Genetic testing actually refers to many types of testing that you can do on the DNA in a cell. For miscarriage tissue, also known as products of conception (POC), probably the most useful type of test to execute is really a chromosome analysis. A chromosome analysis (also called chromosome testing) can examine all 23 pairs of chromosomes for the presence of extra or missing chromosome material (aneuploidy). Because so many miscarriages are caused by aneuploidy, chromosome analysis on the miscarriage tissue could identify the reason behind the pregnancy loss.

The most common approach to chromosome analysis is called karyotyping. Newer methods include advanced technologies such as microarrays.

Karyotyping analyzes all 23 pairs of chromosome but requires cells from the miscarriage tissue to first be grown in the laboratory, a process called “cell culture”. Because of this requirement, tissue that’s passed at home is frequently unable to be tested with this particular method. About 20% or more of miscarriage samples neglect to grow and thus no results are available. Additionally, karyotyping struggles to tell the difference between cells from mom (maternal cells) and cells from the fetus. If a normal female result is available, it may be the correct result for the fetus or it could be maternal cell contamination (MCC) in which the result actually originates from testing the mother’s cells within the pregnancy tissue instead of the fetal cells. MCC appears to occur in about 30% or even more of the samples tested by traditional karyotype. Results from karyotyping usually take a few weeks to months to come back from the laboratory.

Microarray testing is a new type of genetic testing done on miscarriage samples; the two most common forms of microarray testing are array CGH (comparative genomic hybridization) and chromosome SNP (single-nucleotide polymorphism) microarray. stillbirth Microarray testing is also able to test all 23 pairs of chromosomes for aneuploidy, but does not require cell culture. Therefore, you’re more likely to receive results and the outcomes are usually returned faster when microarray testing can be used. Additionally, some laboratories are collecting a sample of the mother’s blood at the same time the miscarriage tissue is sent to enable immediate detection of maternal cell contamination (MCC).

Chromosome Testing – How can it help?

In case a chromosome abnormality is identified, the type of abnormality found can be assessed to help answer the question: “Will this eventually me again?”. More often than not, chromosome abnormalities within an embryo or fetus aren’t inherited and have a low possiblity to occur in future pregnancies. Sometimes, a particular chromosome finding in a miscarriage alerts your physician to do further studies to research the chance of an underlying genetic or chromosome problem in your family that predisposes you to have miscarriages.

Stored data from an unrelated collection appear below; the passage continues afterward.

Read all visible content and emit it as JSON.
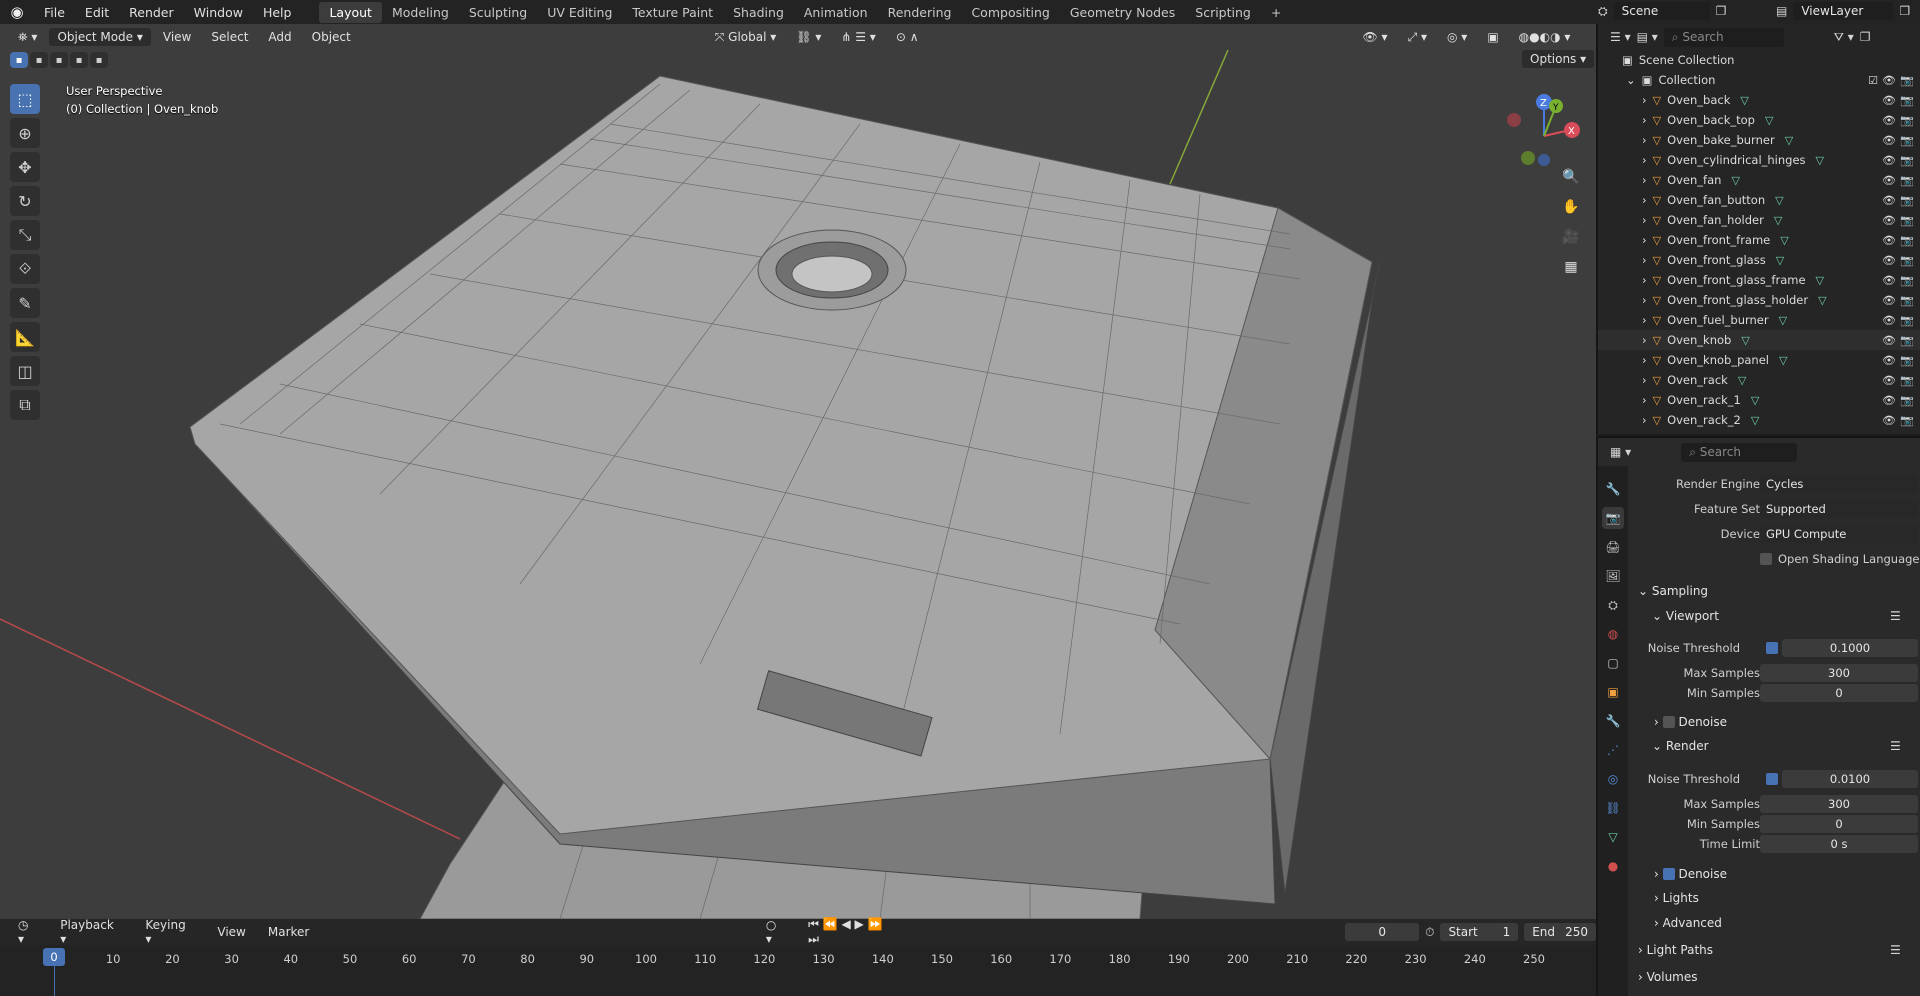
{
  "topbar": {
    "menus": [
      "File",
      "Edit",
      "Render",
      "Window",
      "Help"
    ],
    "workspaces": [
      "Layout",
      "Modeling",
      "Sculpting",
      "UV Editing",
      "Texture Paint",
      "Shading",
      "Animation",
      "Rendering",
      "Compositing",
      "Geometry Nodes",
      "Scripting"
    ],
    "active_workspace": "Layout",
    "add_tab": "+",
    "scene": "Scene",
    "view_layer": "ViewLayer"
  },
  "viewport": {
    "mode": "Object Mode",
    "menus": [
      "View",
      "Select",
      "Add",
      "Object"
    ],
    "orientation": "Global",
    "options": "Options",
    "perspective": "User Perspective",
    "collection_info": "(0) Collection | Oven_knob",
    "gizmo": {
      "z": "Z",
      "y": "Y",
      "x": "X"
    }
  },
  "timeline": {
    "menus": [
      "Playback",
      "Keying",
      "View",
      "Marker"
    ],
    "current_frame": "0",
    "start_label": "Start",
    "start": "1",
    "end_label": "End",
    "end": "250",
    "ticks": [
      "0",
      "10",
      "20",
      "30",
      "40",
      "50",
      "60",
      "70",
      "80",
      "90",
      "100",
      "110",
      "120",
      "130",
      "140",
      "150",
      "160",
      "170",
      "180",
      "190",
      "200",
      "210",
      "220",
      "230",
      "240",
      "250"
    ]
  },
  "outliner": {
    "search_placeholder": "Search",
    "scene_collection": "Scene Collection",
    "collection": "Collection",
    "items": [
      "Oven_back",
      "Oven_back_top",
      "Oven_bake_burner",
      "Oven_cylindrical_hinges",
      "Oven_fan",
      "Oven_fan_button",
      "Oven_fan_holder",
      "Oven_front_frame",
      "Oven_front_glass",
      "Oven_front_glass_frame",
      "Oven_front_glass_holder",
      "Oven_fuel_burner",
      "Oven_knob",
      "Oven_knob_panel",
      "Oven_rack",
      "Oven_rack_1",
      "Oven_rack_2"
    ],
    "selected": "Oven_knob"
  },
  "properties": {
    "search_placeholder": "Search",
    "render_engine_label": "Render Engine",
    "render_engine": "Cycles",
    "feature_set_label": "Feature Set",
    "feature_set": "Supported",
    "device_label": "Device",
    "device": "GPU Compute",
    "osl_label": "Open Shading Language",
    "sampling": "Sampling",
    "viewport": "Viewport",
    "noise_threshold_label": "Noise Threshold",
    "vp_noise_threshold": "0.1000",
    "max_samples_label": "Max Samples",
    "vp_max_samples": "300",
    "min_samples_label": "Min Samples",
    "vp_min_samples": "0",
    "denoise_label": "Denoise",
    "render": "Render",
    "r_noise_threshold": "0.0100",
    "r_max_samples": "300",
    "r_min_samples": "0",
    "time_limit_label": "Time Limit",
    "r_time_limit": "0 s",
    "lights": "Lights",
    "advanced": "Advanced",
    "light_paths": "Light Paths",
    "volumes": "Volumes"
  }
}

Furthermore, in case a chromosome abnormality is identified it can prevent the need for other, sometimes quite costly, studies your doctor might consider to investigate the cause of the miscarriage.

Lastly, knowing the explanation for a pregnancy loss can help a couple start the emotional healing process, moving past the question of “Why did this happen to me?”.

Chromosome testing could be especially very important to patients with repeated miscarriages, as it could either give clues to an underlying chromosomal cause for the miscarriages or eliminate chromosome errors as the reason behind the miscarriages and invite their doctor to pursue other styles of testing. For couples with multiple miscarriages determined to have a chromosomal cause, in vitro fertilization (IVF) with preimplantation genetic diagnosis (PGD) testing may be able to help increase their chances of having an effective healthy pregnancy.